Something inside her head shuddered at this. A ha! The invader didn’t like that thought, she realised. Probably because it had been a very bad one, the kind people paid to complicate things – therapists – called unhealthy. Alright then, was Mel’s notion. actually you know when we used to lie together Andy sometimes I’d dream about stabbing you so you could be mine forever no response. That one hadn’t been genuine; Mel had never wanted to stab Andy. But there had once been a fantasy she’d had about what if I could scoop out all the bad parts of her brain and keep only the parts that loved me now that would be kind of good, wouldn’t it, would damn me to a thousand lifetimes in hell you obviously shouldn’t do things like that but they have the surgeries for it, she had been looking them up online pay an arm-master to kidnap the subject, open them up here and there and make a few careful alterations to the grey matter to alter the brain chemistry nothing still. Mel crossed her arms. “I’m trying my best to fuck you up here.” she said. “What was the problem with that first one, then?”

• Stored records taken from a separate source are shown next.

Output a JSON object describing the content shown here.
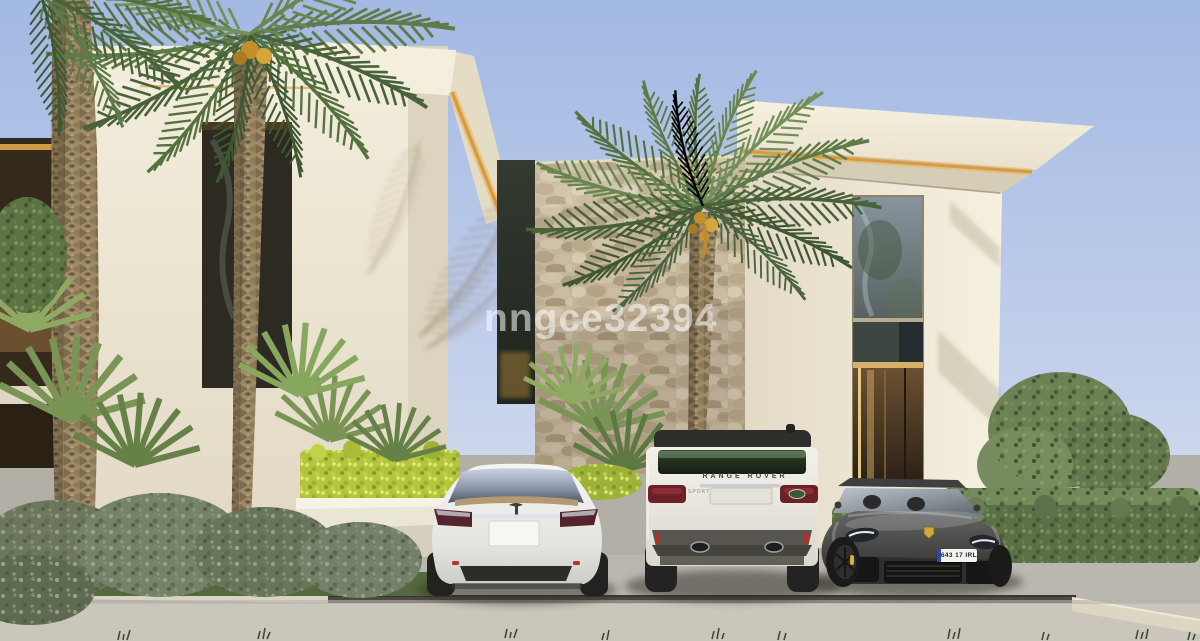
{
  "scene": {
    "watermark": "nngce32394",
    "colors": {
      "sky": "#a8bde6",
      "facade_cream": "#ece5d3",
      "accent_led_gold": "#d89b3f",
      "stone_wall": "#cec0a6",
      "driveway_gray": "#c6c2b8",
      "foliage_green": "#6a8650",
      "hedge_yellow_green": "#b3c43e"
    }
  },
  "vehicles": {
    "range_rover": {
      "tailgate_badge": "RANGE ROVER",
      "side_badge": "SPORT"
    },
    "porsche": {
      "plate": "643 17 IRL"
    }
  }
}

NO DICK, the voice in her head boomed.

“…What?”

WE DO NOT HAVE DICK.

“Oh. Well, of course. You’re a shrimp.”

NOT A SHRIMP.

“So what are you then?” No reply. Mel realised she had been speaking to herself; that anyone listening would have thought she was crazy. But there was a scar on the side of her head and the med station had its operation history and there was a dead alien in the sink. She got up and went to check on the alien and it was still there. Its dead eyes mocked her. “Bastard.” she spat. Her plan had been to go see Andy. She thought that she would go to do that now, ask for some…comfort? Medical help? A mercy kill? Better than staying here. Shrimp in her head. Probably just too much booze and not enough sleep. NOT A SHRIMP, a voice repeated. “Alright.” she said. She turned off the security layer and went outside and to the bike shed at the rear of the prefab and unsealed her Sunkisser; hefty red-streaked monster with toxic sludge-engine and hippie-ass solar sail (Andy’s idea), angular industrial beauty. Straddling the bike, leather gloves and breathing mask with filter from the compartment near the handlebars slipped on, glasses in their case in her pocket, she gunned it and the engine roared and the stench of sludge rose up from the exhausts. “Alright.” she said again. ALRIGHT, the worm in her head said. Ignoring it she leant forward and pressed her foot down on the accelerator, heading out of nowhere towards the far-off shape of the Genocide Highway.